À la mi-mars 2024, les médecins et les travailleurs de la santé kényans ont entamé un mouvement de grève de 56 jours, malgré des répressions gouvernementales violentes. Ils revendiquaient la pleine mise en œuvre de leur convention collective, signée en 2017, notamment le paiement de leurs arriérés de salaire et l’embauche immédiate de médecins stagiaires. Le fait que des médecins stagiaires n’aient pas été embauchés est d’autant plus regrettable que, dans le cadre de sa Kenya Vision 2030, le gouvernement cite la pénurie de personnel compétent comme un obstacle à la prestation des soins de santé. Si le syndicat des médecins, pharmaciens et dentistes du Kenya a fini par reprendre le travail, les récentes manifestations de masse et la dissolution du cabinet présidentiel ont ravivé la contestation des travailleurs sanitaires, frustrés par l’enlisement des négociations et les promesses non tenues du gouvernement.

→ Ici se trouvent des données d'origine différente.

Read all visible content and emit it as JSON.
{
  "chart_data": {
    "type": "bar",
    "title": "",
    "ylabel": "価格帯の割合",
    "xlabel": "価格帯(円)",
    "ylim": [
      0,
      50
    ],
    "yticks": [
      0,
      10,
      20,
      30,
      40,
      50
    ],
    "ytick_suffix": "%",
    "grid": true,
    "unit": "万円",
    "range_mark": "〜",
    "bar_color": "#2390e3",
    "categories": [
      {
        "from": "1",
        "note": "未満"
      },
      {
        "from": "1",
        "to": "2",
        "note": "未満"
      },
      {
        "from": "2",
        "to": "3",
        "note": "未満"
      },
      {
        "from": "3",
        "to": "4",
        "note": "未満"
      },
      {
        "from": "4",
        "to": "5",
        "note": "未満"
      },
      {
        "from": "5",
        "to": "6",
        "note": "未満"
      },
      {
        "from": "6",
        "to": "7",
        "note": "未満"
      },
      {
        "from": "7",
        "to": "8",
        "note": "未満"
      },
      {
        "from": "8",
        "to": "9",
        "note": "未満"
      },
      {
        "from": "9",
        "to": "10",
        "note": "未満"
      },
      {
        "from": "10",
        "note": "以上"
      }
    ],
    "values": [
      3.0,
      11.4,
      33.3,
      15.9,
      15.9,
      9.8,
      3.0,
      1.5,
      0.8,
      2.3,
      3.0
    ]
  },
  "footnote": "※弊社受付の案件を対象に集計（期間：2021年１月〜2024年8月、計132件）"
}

Alors que le secteur de la santé publique reste en sous-effectif et sous-financé, le gouvernement kenyan compte sur le secteur privé pour combler les lacunes.

Le Kenya présente l’une des plus fortes concentrations au monde d’investissements dans les soins de santé par des institutions de financement du développement, or loin de favoriser le développement, ces investissements ont eu des conséquences macabres pour les patients ainsi que pour leurs familles.

Celles-ci ont inclus des peines d’emprisonnement pour factures impayées, des obstacles à l’accès aux soins et un endettement personnel accablant. La Société financière internationale (SFI), branche du Groupe de la Banque mondiale chargée des prêts au secteur privé, souhaite jouer un rôle de premier plan dans la prolifération des hôpitaux privés et la financiarisation des soins de santé. Les Kenyans ont déjà fait l’expérience des conséquences néfastes de la privatisation de biens publics essentiels dans le cas du financement par la SFI de Bridge International Academies, une chaîne d’écoles privées impliquée dans une litanie d’abus et de négligences qui ont couvert d’opprobre cette institution.

Financement pour le développement : une approche centrée sur le travailleur

La mise en œuvre frénétique de mesures d’austérité par le gouvernement Ruto vise à rembourser une euro-obligation de 2 milliards USD qui arrivait à échéance en juin 2024 – un exercice rendu difficile par la dévaluation du shilling kenyan et l’épuisement des réserves de change. Bien qu’il y ait beaucoup à redire sur les dépenses financées par la dette des gouvernements Uhuru-Kenyatta/Ruto au cours de la dernière décennie, la pression financière que subit le pays est systémique et partagée par de nombreux pays du Sud global. La pandémie, les graves sécheresses dues aux changements climatiques et les crises géopolitiques internationales sont autant de chocs aux conséquences économiques dévastatrices qui échappent au contrôle du gouvernement kenyan. D’autre part, à mesure que les marchés financiers nationaux de pays comme le Kenya se développent et s’ouvrent aux investisseurs extérieurs, ils se trouvent aussi de plus en plus exposés aux caprices de la finance mondiale. Avec l’émergence de nouveaux pays, comme la Chine, comme sources importantes de prêts bilatéraux, les tensions géopolitiques ont rendu la restructuration de la dette plus complexe. Dans le même temps, les pays à faible revenu ont vu au cours de ces dernières années se réduire les sources de financement concessionnel.

Comme le montrent les crises de la dette au Sri Lanka, en Zambie, au Ghana et dans un nombre croissant d’autres pays, l’architecture financière internationale compromet le développement qu’elle était censée promouvoir et creuse les inégalités mondiales, laissant pour compte la plus grande partie de la population mondiale.

Les travailleurs au Kenya et dans le monde entier n’ont cessé de mettre en garde contre les politiques d’austérité telles que celles menées par le président Ruto. Comme le démontrent les troubles actuels et la répression tragique au Kenya, le fardeau de ces politiques pèse beaucoup trop lourdement sur les personnes qui ne peuvent pas le supporter. À l’heure où les Kényans tracent la voie à suivre dans leur propre pays et où les dirigeants mondiaux envisagent de réformer notre architecture financière internationale, les travailleurs ouvrent la voie en appelant à une réforme systématique de la dette souveraine et à une refonte en profondeur du système financier mondial.